= National University of Theology of Brazil =

Higher education institution in Brazil

The National University of Theology of Brazil (Portuguese: Universidade Nacional de Teologia do Brasil or UTEB) is a private non-denominational institution of higher education in Betânia, Itapipoca, Ceará State (CE), in northeast Brazil. UTEB is one of a significant number of independent Pentecostal and Evangelical Christian educational institutions in Brazil offering theological qualifications primarily by distance learning. UTEB offers online courses from introductory, diploma, foundation, bachelors, masters, to doctoral degrees in a range of areas within theology and religious studies.

==Accreditation==
UTEB offers courses up to doctoral level in a range of theology and religious studies specialisms including systematic theology, Christian education, and biblical studies.
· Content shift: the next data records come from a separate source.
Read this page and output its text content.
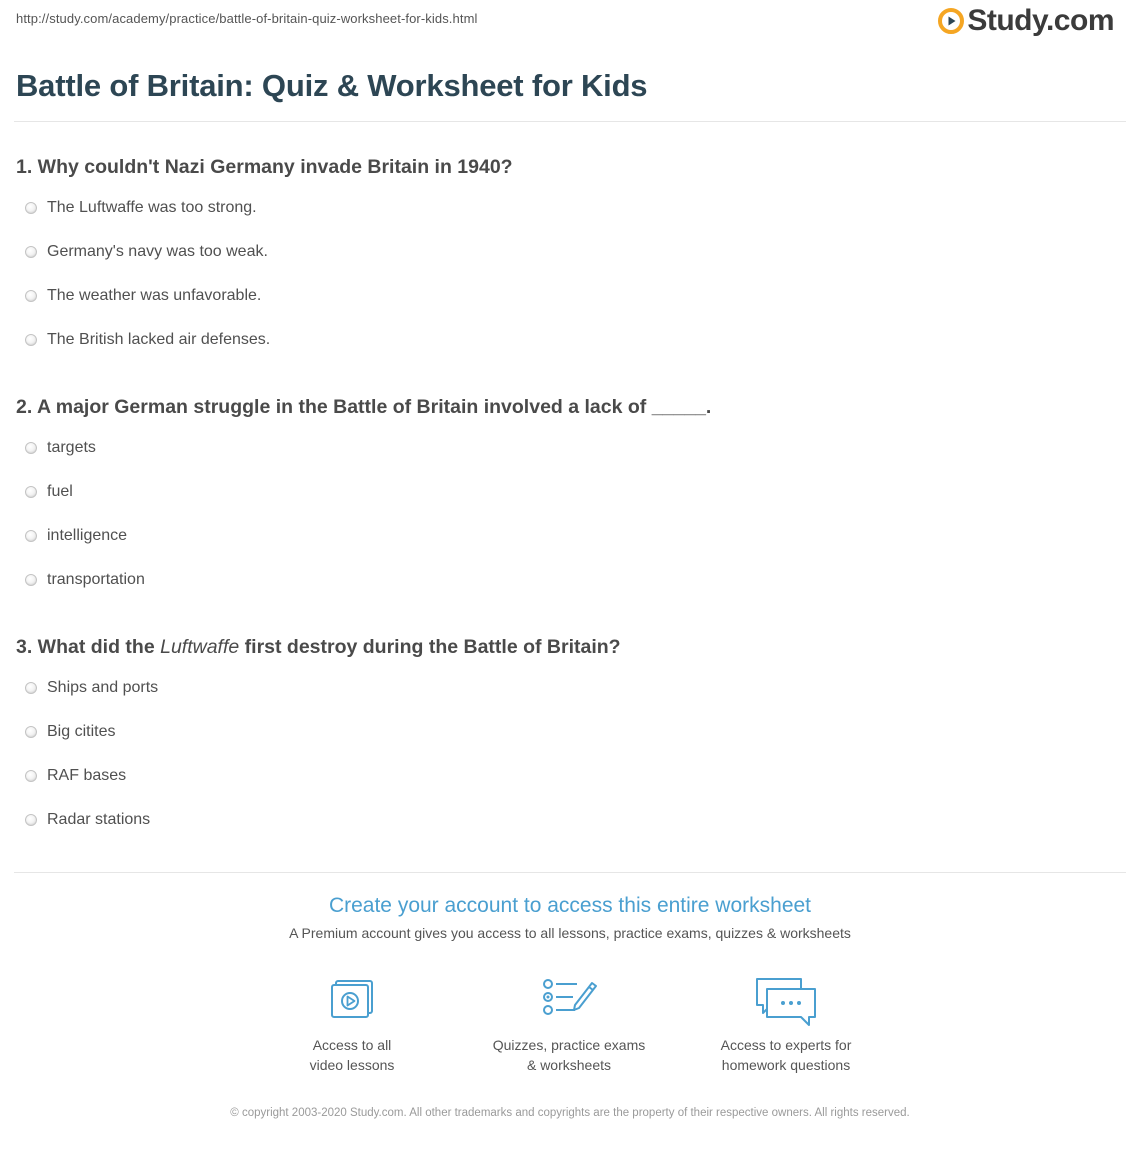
http://study.com/academy/practice/battle-of-britain-quiz-worksheet-for-kids.html	Study.com
Battle of Britain: Quiz & Worksheet for Kids
1. Why couldn't Nazi Germany invade Britain in 1940?
The Luftwaffe was too strong.
Germany's navy was too weak.
The weather was unfavorable.
The British lacked air defenses.
2. A major German struggle in the Battle of Britain involved a lack of _____.
targets
fuel
intelligence
transportation
3. What did the Luftwaffe first destroy during the Battle of Britain?
Ships and ports
Big citites
RAF bases
Radar stations
Create your account to access this entire worksheet
A Premium account gives you access to all lessons, practice exams, quizzes & worksheets
Access to all
video lessons
Quizzes, practice exams
& worksheets
Access to experts for
homework questions
© copyright 2003-2020 Study.com. All other trademarks and copyrights are the property of their respective owners. All rights reserved.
The university's qualifications are recognised under Brazilian law as "free" (as in exempt) courses (or cursos livres in Portuguese) not requiring specific recognition by the MEC (Ministério da Educação), the Brazilian Ministry of Education, in common with a large number of similar institutions. The laws regulating cursos livres apply to a wide range of vocational and professional distance learning qualifications. Examples include courses for languages, security, and IT. In the case of courses designated for the exercise of religious ministry and religious education, the exempt qualifications are defined by the legal term interna corporis, or for 'in-house' use within a social entity, such as a church or seminary.